Our Bureau
New Delhi
Chief Economic Adviser V Anantha Nageswaran stated on Wednesday that the government is “not losing sleep” over the Indian rupee’s plunge to a record low of 90.30 against the US dollar, as the depreciation neither impacts inflation nor exports. Speaking on the sidelines of a Confederation of Indian Industry (CII) event, he expressed optimism that the currency would “come back” next year. The rupee has weakened about 5% against the dollar in 2025, marking its worst annual decline since 2022.
The local unit fell 34 paise from its previous close amid heavy foreign institutional investor (FII) outflows, sustained dollar buying by banks, and a dip in domestic equity markets. Forex traders attribute further pressure to the absence of an India-US trade deal, with US tariffs on Indian exports adding to uncertainties; experts warn of potential slides to 90.5 or even 92 levels without resolution. Reduced RBI interventions compared to last year—$36.3 billion sold from August to November versus $55.8 billion earlier—have also contributed.
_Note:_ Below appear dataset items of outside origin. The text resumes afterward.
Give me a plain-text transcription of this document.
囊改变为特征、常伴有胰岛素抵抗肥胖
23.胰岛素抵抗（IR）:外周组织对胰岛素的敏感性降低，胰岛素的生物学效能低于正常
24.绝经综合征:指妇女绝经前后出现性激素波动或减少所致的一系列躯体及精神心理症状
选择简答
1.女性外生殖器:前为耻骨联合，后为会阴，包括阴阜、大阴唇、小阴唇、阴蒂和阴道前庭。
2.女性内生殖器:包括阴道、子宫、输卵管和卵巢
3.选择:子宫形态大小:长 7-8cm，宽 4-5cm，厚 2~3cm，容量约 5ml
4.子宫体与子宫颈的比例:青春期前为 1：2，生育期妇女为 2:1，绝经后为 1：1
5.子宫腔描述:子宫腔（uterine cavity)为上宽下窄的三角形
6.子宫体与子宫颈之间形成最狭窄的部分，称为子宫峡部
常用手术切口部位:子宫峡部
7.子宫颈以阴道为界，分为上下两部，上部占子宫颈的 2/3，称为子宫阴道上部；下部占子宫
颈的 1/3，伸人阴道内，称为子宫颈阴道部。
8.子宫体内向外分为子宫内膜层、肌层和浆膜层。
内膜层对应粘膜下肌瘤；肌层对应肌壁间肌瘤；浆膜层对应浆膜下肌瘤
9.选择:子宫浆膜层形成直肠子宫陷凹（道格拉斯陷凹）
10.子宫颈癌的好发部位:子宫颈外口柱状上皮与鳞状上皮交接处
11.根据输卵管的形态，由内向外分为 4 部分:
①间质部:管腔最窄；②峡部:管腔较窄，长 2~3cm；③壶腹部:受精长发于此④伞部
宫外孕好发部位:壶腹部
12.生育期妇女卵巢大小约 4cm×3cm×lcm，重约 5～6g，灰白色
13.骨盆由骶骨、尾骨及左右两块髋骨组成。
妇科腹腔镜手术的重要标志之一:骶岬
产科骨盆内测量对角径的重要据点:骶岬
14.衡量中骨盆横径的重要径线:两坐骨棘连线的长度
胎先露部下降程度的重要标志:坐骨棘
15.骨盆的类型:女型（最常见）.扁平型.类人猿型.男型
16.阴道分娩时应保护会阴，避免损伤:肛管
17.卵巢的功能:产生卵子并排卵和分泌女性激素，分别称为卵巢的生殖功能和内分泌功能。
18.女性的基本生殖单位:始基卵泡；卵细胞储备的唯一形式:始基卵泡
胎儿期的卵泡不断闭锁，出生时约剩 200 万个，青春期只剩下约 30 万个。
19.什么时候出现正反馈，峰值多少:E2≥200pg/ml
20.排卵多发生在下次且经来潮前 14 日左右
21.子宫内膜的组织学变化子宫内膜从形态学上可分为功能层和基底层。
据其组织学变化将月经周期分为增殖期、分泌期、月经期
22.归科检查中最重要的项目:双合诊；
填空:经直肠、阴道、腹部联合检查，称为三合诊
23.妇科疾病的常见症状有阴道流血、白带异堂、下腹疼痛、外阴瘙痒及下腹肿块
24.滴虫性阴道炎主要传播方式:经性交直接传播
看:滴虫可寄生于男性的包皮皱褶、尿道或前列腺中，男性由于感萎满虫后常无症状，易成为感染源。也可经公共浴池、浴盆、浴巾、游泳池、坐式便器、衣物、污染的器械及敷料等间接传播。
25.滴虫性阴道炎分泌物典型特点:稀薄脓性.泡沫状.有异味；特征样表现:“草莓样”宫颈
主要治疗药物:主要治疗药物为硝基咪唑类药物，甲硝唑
Despite the volatility, Nageswaran noted the timing may be opportune, coinciding with robust GDP growth of 8.2% in Q2 FY26 and low inflation. The RBI’s bi-monthly Monetary Policy Committee meeting, underway since Wednesday, will announce decisions on December 5, with markets eyeing possible currency stabilization measures. Analysts anticipate a foreign direct investment surge beyond $100 billion this year to bolster reserves.